Casi el 10% de la población de la Polinesia francesa es todavía infectadas con el Wuchereria bancrofti filariae con la Sociedad y Marquisas archipiélagos siendo los más fuertemente infectadas. Control de la eficacia de los programas de eliminación de la filariasis depende de una cuidadosa evaluación de los niveles de infección en los humanos y las poblaciones de vectores después de la introducción de programas de control.

Polinesia francés tiene una larga historia de control de la filariasis. El más reciente esfuerzo para lograr la eliminación de la filariasis en la Polinesia Francesa es el Pacífico programa para la eliminación de la filariasis linfática (PacELF).

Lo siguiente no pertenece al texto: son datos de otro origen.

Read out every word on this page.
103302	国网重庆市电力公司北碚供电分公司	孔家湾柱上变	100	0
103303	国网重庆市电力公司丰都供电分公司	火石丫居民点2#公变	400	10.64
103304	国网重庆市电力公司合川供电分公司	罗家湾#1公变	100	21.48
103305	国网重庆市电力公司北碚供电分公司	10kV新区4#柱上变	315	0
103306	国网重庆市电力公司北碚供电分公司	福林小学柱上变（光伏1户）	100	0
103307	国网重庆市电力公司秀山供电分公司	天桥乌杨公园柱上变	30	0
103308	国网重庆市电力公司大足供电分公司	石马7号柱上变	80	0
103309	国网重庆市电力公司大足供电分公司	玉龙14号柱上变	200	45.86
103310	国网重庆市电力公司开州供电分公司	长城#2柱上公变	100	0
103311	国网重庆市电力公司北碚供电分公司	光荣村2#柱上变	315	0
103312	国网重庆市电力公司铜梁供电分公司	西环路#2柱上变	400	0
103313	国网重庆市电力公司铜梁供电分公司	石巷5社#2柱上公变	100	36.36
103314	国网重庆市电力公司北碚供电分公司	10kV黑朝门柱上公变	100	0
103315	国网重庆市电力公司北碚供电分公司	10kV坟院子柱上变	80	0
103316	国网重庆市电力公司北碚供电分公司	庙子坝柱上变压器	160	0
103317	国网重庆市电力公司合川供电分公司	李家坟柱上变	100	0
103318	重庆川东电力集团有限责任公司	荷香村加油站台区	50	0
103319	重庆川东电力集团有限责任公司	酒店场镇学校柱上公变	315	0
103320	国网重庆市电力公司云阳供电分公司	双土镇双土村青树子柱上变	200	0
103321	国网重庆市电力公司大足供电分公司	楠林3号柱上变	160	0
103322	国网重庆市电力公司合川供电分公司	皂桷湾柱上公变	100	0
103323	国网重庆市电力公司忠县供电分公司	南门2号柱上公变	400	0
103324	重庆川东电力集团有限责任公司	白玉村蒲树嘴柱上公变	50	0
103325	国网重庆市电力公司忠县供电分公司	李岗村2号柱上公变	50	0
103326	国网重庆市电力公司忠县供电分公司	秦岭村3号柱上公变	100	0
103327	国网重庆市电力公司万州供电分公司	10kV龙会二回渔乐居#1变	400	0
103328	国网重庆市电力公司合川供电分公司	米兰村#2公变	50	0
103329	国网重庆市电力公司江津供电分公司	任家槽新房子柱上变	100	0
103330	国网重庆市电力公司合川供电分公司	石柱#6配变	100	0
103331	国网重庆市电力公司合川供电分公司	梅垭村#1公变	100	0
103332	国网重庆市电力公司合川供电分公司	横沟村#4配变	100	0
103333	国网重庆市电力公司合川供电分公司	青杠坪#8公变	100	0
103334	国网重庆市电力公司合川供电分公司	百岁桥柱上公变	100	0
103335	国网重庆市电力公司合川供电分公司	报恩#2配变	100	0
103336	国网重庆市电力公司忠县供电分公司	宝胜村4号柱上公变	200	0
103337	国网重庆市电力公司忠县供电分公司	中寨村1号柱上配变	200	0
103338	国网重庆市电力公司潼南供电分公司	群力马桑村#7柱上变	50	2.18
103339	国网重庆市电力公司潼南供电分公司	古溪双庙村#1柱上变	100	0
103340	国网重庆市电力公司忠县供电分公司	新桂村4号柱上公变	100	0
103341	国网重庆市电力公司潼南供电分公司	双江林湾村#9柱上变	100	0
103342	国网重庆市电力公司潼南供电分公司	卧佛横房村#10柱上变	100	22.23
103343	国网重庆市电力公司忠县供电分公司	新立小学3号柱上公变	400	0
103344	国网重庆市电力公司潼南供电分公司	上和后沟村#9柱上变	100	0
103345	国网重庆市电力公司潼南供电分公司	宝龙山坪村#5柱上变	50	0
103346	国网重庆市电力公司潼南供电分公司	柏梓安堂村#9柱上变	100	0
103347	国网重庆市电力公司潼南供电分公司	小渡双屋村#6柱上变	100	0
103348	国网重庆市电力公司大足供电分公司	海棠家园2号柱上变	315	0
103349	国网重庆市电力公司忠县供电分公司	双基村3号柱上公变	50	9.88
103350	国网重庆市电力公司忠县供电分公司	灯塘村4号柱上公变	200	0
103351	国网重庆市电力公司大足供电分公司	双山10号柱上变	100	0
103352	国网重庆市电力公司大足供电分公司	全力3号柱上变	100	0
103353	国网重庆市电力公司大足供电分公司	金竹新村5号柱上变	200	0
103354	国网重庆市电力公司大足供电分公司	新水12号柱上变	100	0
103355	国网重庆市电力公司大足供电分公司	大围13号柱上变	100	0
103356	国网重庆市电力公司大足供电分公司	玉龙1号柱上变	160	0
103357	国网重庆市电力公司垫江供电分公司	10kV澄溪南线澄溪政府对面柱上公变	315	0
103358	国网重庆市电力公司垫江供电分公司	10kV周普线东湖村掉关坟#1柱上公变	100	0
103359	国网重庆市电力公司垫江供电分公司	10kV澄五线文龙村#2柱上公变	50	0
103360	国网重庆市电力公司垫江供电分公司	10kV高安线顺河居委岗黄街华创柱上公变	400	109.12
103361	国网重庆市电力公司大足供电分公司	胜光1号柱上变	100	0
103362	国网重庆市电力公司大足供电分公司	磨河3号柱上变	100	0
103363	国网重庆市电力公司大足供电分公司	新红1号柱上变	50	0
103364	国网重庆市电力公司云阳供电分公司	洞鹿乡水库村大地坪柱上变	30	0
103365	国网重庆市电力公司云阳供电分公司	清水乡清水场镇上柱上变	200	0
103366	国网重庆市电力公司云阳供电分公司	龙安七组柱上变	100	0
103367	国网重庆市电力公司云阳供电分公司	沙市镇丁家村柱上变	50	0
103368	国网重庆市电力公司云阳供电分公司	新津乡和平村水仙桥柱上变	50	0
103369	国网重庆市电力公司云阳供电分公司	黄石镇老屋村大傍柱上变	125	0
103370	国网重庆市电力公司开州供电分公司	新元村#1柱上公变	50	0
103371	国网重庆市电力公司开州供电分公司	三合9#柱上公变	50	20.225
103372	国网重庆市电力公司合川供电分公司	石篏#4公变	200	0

PacELF se puso en marcha en 2000 y se basa en la administración anual masiva de medicamentos (MDA) durante un mínimo de cinco años de toda la población, con una combinación de dietilcarbamazina a dosis de 6 mg / kg de peso corporal y albendazol (400 mg / persona). En la Polinesia Francesa, el MDA se lleva a cabo cada comienzo de abril. El impacto de la comunidad programa de tratamiento en los sitios centinela (Maupiti, Raiatea y Tahuata) se informó de otros lugares. Aquí, nos centramos en la evaluación de las infecciones en los mosquitos vectores. Por razones éticas, la vigilancia de infecciones en los mosquitos ofrece algunas ventajas sobre los repetidos exámenes de sangre de la población humana. Mosquito disección ha sido el estándar de oro para la medición de las tasas de infección y de las densidades en el vector. Sin embargo, se hace cada vez más costoso y laborioso para llevar a cabo un número suficiente de disecciones en las zonas donde la prevalencia de infección se reduce por debajo del 1%. La capacidad de las técnicas de PCR para detectar una microfilaria en piscinas de hasta 50 mosquitos sugiere que los actuales métodos de PCR podría facilitar la puesta a prueba de un número adecuado de los mosquitos para que los cambios en la transmisión que se mide.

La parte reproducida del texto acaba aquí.